Salah persepsi, berujung diskriminasi. Hal inilah yang baru saja terjadi kepada umat Kristen di Malaysia yang diancam hilang kewarganegaraan oleh salah satu petinggi Partai di negeri Jiran itu akibat dianggap mempertanyakan keabsahan Pasal 153 yang mengatur tentang hak perlindungan terhadap warganegara.
Pasal 153 itu sendiri berbunyi “Tanggung jawab Yang Dipertuan Agung untuk menjaga dan menjamin posisi khusus dari warga Malaysia dan penduduk asli dari negara-negara Sabah dan Sarawak serta 'komunitas lainnya' yang akan disesuaikan dengan peraturan yang berlaku.”
Pasal ini dinilai Ketua Umum Badan Pelayan Persekutuan Kristen Injili Nasional (NECF) Pdt. Dr. Eu Hong Seng telah disalahgunakan pemerintah untuk menakuti pihak lain dan melindungi hak kelompok mayoritas dalam negara itu.
Ternyata hal ini memicu kecaman dari pemimpin organisasi supremasi Pertubuhan Pribumi Perkasa Malaysia (Perkasa) Ibrahim Ali yang menyerukan untuk menjaga kemanan nasional dan pihak berwajib harus menghukum orang-orang yang dianggap 'melecehkan' Malaysia, karena h mempertanyakan pasal 153 dalam Konstitusi Malaysia.
Ibrahim Ali juga menyatakan akan memenjarakan umat Kristen yang mengkritisi dan mempertanyakan keabsahan pasal 153 dan merekomendasikan untuk menghukum dengan status kewarganegaraan “Non-Malaysia” yang dapat diartikan hilang kewarganegaraan.
"Kami hanya menyanjung apa yang ada di Konstitusi Federal, jadi mohon jangan memprovokasi kami lagi, sebab itu tak baik untuk negara. Kami sudah bersabar untuk waktu yang lama" ujarnya.

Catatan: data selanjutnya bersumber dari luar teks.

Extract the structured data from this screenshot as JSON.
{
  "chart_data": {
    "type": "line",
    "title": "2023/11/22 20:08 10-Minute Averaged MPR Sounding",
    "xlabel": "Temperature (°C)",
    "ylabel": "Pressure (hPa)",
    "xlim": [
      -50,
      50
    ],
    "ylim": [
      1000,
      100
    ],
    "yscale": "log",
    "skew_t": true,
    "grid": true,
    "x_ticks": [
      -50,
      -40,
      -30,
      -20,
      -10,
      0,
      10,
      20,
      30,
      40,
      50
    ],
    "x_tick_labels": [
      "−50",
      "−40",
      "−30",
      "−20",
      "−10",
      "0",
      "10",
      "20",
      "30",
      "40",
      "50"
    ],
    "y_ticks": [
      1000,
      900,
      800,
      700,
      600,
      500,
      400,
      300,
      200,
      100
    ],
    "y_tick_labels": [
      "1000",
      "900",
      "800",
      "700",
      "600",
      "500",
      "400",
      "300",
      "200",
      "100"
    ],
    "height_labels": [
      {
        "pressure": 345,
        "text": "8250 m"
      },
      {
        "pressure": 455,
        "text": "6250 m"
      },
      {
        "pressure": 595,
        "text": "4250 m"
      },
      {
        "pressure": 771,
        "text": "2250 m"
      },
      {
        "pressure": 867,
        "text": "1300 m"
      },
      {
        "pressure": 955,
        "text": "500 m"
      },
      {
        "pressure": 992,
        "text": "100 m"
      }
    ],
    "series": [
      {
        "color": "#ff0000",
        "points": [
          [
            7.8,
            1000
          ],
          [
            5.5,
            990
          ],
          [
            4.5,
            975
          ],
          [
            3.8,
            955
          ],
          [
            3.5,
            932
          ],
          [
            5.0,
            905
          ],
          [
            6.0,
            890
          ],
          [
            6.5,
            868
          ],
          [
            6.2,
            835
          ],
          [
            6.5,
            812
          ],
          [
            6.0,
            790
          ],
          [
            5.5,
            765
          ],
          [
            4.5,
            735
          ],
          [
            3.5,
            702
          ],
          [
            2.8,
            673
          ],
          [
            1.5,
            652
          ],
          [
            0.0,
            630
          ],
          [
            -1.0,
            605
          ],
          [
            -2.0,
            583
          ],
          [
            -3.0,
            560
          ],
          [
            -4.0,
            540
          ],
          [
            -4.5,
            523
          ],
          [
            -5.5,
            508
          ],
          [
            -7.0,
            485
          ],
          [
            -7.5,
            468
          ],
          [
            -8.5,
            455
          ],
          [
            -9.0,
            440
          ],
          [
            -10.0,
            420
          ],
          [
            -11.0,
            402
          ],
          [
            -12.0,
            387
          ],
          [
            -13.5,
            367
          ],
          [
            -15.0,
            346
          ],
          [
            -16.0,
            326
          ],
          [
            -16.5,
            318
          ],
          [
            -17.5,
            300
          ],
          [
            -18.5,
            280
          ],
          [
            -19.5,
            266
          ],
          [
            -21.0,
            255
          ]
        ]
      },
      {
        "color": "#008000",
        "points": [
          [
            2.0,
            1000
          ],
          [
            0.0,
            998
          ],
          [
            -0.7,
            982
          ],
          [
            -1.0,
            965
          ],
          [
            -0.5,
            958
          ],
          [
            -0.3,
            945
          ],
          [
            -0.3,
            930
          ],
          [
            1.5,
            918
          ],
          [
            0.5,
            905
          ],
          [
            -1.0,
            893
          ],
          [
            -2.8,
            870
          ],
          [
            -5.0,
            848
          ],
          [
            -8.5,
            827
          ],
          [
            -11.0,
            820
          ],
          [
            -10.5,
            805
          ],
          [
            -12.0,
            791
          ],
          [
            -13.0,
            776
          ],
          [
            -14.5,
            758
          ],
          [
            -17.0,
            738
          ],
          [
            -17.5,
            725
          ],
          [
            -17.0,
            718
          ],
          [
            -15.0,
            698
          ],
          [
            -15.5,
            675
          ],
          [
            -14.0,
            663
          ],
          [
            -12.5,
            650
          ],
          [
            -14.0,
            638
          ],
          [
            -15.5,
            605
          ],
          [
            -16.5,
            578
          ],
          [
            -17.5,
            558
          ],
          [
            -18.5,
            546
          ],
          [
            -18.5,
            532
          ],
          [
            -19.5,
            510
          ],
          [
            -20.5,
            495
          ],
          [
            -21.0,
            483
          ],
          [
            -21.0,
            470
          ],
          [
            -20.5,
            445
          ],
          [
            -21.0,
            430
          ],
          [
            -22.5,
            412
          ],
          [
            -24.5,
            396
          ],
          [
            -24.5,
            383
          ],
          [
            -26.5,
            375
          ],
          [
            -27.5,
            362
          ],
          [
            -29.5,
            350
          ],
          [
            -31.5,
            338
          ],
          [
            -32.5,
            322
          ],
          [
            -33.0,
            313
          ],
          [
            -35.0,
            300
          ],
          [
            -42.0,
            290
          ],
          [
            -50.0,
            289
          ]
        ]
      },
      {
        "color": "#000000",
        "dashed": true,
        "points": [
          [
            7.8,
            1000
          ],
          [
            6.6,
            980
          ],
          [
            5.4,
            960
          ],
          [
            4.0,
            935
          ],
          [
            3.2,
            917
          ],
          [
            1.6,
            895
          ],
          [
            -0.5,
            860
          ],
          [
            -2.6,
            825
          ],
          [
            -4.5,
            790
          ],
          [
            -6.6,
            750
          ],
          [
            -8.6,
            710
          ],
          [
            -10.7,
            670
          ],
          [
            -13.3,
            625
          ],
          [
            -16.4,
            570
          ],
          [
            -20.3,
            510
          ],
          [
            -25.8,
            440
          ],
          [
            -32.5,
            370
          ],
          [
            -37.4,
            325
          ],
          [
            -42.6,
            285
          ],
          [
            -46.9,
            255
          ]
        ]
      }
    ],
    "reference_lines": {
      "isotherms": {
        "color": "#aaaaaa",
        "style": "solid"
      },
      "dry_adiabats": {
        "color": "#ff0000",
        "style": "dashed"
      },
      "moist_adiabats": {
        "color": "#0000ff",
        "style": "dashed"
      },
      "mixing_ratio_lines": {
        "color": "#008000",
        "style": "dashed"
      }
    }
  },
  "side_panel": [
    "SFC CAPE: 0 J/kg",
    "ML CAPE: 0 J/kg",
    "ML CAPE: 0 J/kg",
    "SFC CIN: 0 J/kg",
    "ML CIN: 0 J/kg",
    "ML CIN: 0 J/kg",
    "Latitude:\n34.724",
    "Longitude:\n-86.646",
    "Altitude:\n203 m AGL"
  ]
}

Umat Kristen, selayaknya umat lainya yang menjadi warga dalam suatu negara mempunyai hak dan kewajiban yang merata dan seimbang dalam segala bidang. Memperjuangkan kebenaran adalah sebuah kemuliaan, ketimbang mempertahankan peraturan yang diskriminatif sembari menghakimi pihak lain.